Experts believe that the car industry survived because people spent the money saved for exotic vacations to buy vehicles. But the automotive business has undergone quite a few changes during the pandemic. These changes might influence the future of the car industry, even when the pandemic is long gone.
Car Dealerships Have Shifted Online
As with most commodities, the sale of vehicles has also shifted online during the pandemic. More and more consumers are buying their cars online with minimal help from salespeople. The pandemic did not only force car dealerships to shift online, but they also came up with creative ways to interest the buyers, like offering 24-hour vehicle loans.
The COVID-19 pandemic has accelerated the digital buying patterns for customers who never imagined going online to purchase a vehicle. Experts feel that most consumers would prefer buying cars online in the future because of their experience.
The Internet has also made it easy to buy used cars since consumers do not have to go through the unpleasant aspects of purchasing at a car dealership. For example, they would not have to haggle or negotiate the price with the dealer. Nor would they are to visit several dealerships to look for a driveable model.
They can choose a car, get credit approval, and have the vehicle delivered to their doorstep while sitting comfortably on the couch. Most online car dealerships also offer a seven day trial period, which means consumers will have more time to test drive the vehicle. Experts feel that very few customers would probably go back to dealers to purchase used or new cars in the future.
The Bigger, the Better
The demand for large trucks and SUVs have gone up in the past few months. It seems that large vehicles make people feel more secure. Americans want something big and tough that they can drive off-road as well. Surprisingly, premium trucks in the range of $ 50,000-$ 85,000 are selling quite well.

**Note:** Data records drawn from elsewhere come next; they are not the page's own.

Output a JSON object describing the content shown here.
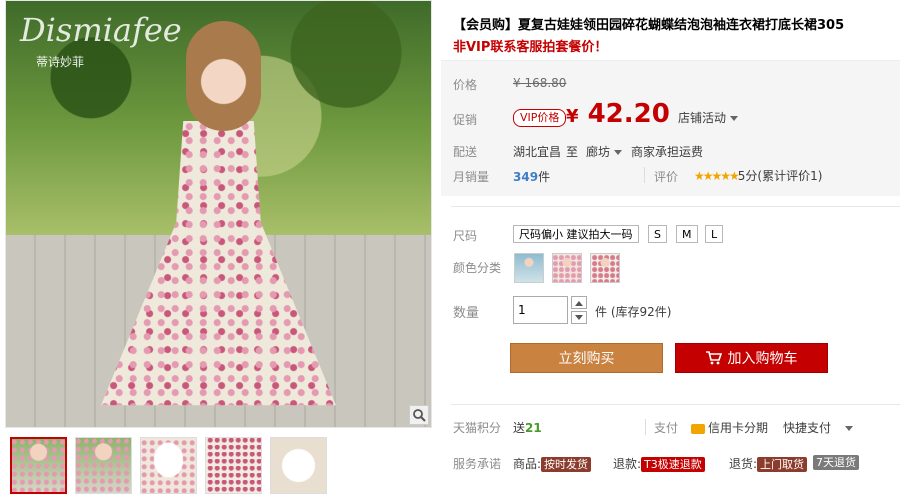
{
  "gallery": {
    "watermark": "Dismiafee",
    "watermark_sub": "蒂诗妙菲",
    "thumbnails": [
      "thumb-1",
      "thumb-2",
      "thumb-3",
      "thumb-4",
      "thumb-5"
    ],
    "zoom_icon": "magnifier-icon"
  },
  "product": {
    "title": "【会员购】夏复古娃娃领田园碎花蝴蝶结泡泡袖连衣裙打底长裙305",
    "subtitle": "非VIP联系客服拍套餐价！"
  },
  "price": {
    "label": "价格",
    "original": "¥ 168.80",
    "promo_label": "促销",
    "vip_badge": "VIP价格",
    "currency": "¥",
    "amount": "42.20",
    "store_activity": "店铺活动"
  },
  "shipping": {
    "label": "配送",
    "from": "湖北宜昌",
    "to_word": "至",
    "dest": "廊坊",
    "fee": "商家承担运费"
  },
  "sales": {
    "label": "月销量",
    "count": "349",
    "unit": "件",
    "rating_label": "评价",
    "stars": "★★★★★",
    "rating_text": "5分(累计评价1)"
  },
  "sku": {
    "size_label": "尺码",
    "sizes": [
      "尺码偏小 建议拍大一码",
      "S",
      "M",
      "L"
    ],
    "color_label": "颜色分类",
    "qty_label": "数量",
    "qty_value": "1",
    "stock_text": "件 (库存92件)"
  },
  "actions": {
    "buy_now": "立刻购买",
    "add_cart": "加入购物车"
  },
  "footer": {
    "points_label": "天猫积分",
    "points_prefix": "送",
    "points_value": "21",
    "pay_label": "支付",
    "credit_installment": "信用卡分期",
    "quick_pay": "快捷支付",
    "service_label": "服务承诺",
    "service_items": [
      {
        "prefix": "商品:",
        "tag": "按时发货"
      },
      {
        "prefix": "退款:",
        "tag": "T3极速退款"
      },
      {
        "prefix": "退货:",
        "tag": "上门取货"
      },
      {
        "prefix": "",
        "tag": "7天退货"
      }
    ]
  },
  "colors": {
    "accent_red": "#c40000",
    "buy_orange": "#c98240",
    "star_gold": "#f2a400"
  }
}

Some experts also say that the pandemic has motivated Americans to indulge in off-road adventures. Many Americans have made some cash in stock markets and are using it to buy big vehicles like Ford Bronco and Land Rover defender. A lot of them have also started looking at my cars as escape pods for outdoor recreation in these uncertain times.
The increase in the sale of large trucks and SUVs has been followed closely by premium and super-premium sports cars. Car enthusiasts are buying enviable sports cars like the Porsche 911 and Corvette. It seems Americans have a newfound interest in muscle cars like Mustang and Camaro. Since options to have fun in 2020 have diminished, people are spending the saved money on dream cars instead.
Rise of Electric Cars
Electric cars have become a priority for automobile manufacturers in 2021. Consumers can expect to see more than 100 electric car models by the end of 2021. But experts are waiting to see whether consumers would go for them in the next 12 months. Most of them feel that it is the biggest bargain anyone has ever seen in the automotive industry.
It is not like consumers are begging for electric vehicles. Car manufacturers would have to wait and see if their massive investment in electric vehicles pays off. Tesla was once synonymous with electric cars, but that has already started changing. Most major car manufacturers are coming up with new electric vehicles in 2021.
At the moment, the sale of electric vehicles in the United States accounts for 1.7% of the market. But traditional car manufacturers are hoping to break Tesla’s autonomy and compete in the emerging market. General Motors had commented in November that they have plans to invest $ 27 billion in electric vehicles and produce 30 new models by 2025.
Ford has also started delivering its all-new electric SUV, Mustang Mach-E. Experts feel that the sale of electric vehicles will increase as the automotive industry starts to manufacture trucks and SUVs that Americans prefer over sedans or hatchbacks.
It seems that the changes in the automotive industry brought about by the COVID-19 pandemic would continue in 2021 and beyond. The industry has not only recovered but started to go up already in the new year. Experts anticipate the market to grow up to 8% in 2021.